Dava konusu sözleşmenin alıcı sıfatıyla davacı, davalılardan … ve komisyoncu sıfatıyla davalı … tarafından imzalandığı anlaşılmakla, diğer taşınmaz paydaşlarının sözleşmede imzası bulunmamaktadır. Bu durumda dava konusu sözleşme, üzerinde imzası bulunmayan sözleşme dışı taşınmaz paydaşları hakkında hüküm doğurmayacak, sözleşme kapsamında emlak komisyoncusu davalıya ödendiği anlaşılan 7.850-TL yönünden diğer paydaşların sorumluluğuna gidilemeyecektir. Diğer yönden ise; davacı tarafça tapu ödemeleri yapıldığı belirtilmekle temyiz eden davalıların söz konusu ödeme nedeniyle sebepsiz zenginleşmesine konu olabilecek nitelikte bir durumunun oluşup oluşmadığının da araştırılması gerekmektedir.

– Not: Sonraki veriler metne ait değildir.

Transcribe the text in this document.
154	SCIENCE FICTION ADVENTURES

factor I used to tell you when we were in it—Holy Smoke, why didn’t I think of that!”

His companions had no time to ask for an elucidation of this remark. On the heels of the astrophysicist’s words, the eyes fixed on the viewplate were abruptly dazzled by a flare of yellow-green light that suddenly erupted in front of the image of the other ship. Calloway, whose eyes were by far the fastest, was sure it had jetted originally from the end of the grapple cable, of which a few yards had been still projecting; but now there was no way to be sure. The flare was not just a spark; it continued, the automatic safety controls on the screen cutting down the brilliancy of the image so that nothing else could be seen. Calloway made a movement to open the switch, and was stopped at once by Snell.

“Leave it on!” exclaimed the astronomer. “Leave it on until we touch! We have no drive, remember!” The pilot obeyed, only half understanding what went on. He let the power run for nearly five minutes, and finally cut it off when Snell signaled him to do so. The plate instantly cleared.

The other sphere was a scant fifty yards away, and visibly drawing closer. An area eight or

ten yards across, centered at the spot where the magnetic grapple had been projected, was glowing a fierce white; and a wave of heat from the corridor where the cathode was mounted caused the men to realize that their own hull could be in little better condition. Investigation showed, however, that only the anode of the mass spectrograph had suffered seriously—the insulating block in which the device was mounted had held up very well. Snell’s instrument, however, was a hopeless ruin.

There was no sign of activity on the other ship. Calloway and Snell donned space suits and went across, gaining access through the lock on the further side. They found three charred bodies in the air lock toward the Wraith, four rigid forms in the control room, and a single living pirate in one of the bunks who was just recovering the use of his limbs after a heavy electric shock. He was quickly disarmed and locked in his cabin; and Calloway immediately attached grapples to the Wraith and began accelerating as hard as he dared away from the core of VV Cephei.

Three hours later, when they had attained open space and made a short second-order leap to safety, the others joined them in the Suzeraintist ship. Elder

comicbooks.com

O halde; mahkemece; dava konusu sözleşme nedeniyle davalı emlak komisyoncusuna ödenen 7.850,00 TL yönünden sözleşme dışı taşınmaz paydaşlarının sorumluluğu bulunmadığı dikkate alınarak, ayrıca tapu ödemeleri nedeniyle davalıların sebepsiz zenginleşip zenginleşmediği araştırılarak oluşacak sonuca göre karar verilmesi gerekirken, yazılı şekilde hüküm tesisi isabetsiz olup bozmayı gerektirmiştir.
SONUÇ: Yukarıda açıklanan esaslar gözönünde tutulmaksızın yazılı şekilde hüküm tesisi isabetsiz, temyiz itirazları bu nedenlerle yerinde olduğundan kabulü ile hükmün HUMK.nun 428.maddesi gereğince davalılar …, … ve … yararına BOZULMASINA, ve peşin alınan temyiz harcının istek halinde temyiz edene iadesine, 6100 sayılı HMK’nun geçici madde 3 atfıyla 1086 sayılı HUMK.nun 440.maddesi gereğince karar düzeltme yolu kapalı olmak üzere, 29/11/2018 tarihinde oybirliğiyle karar verildi.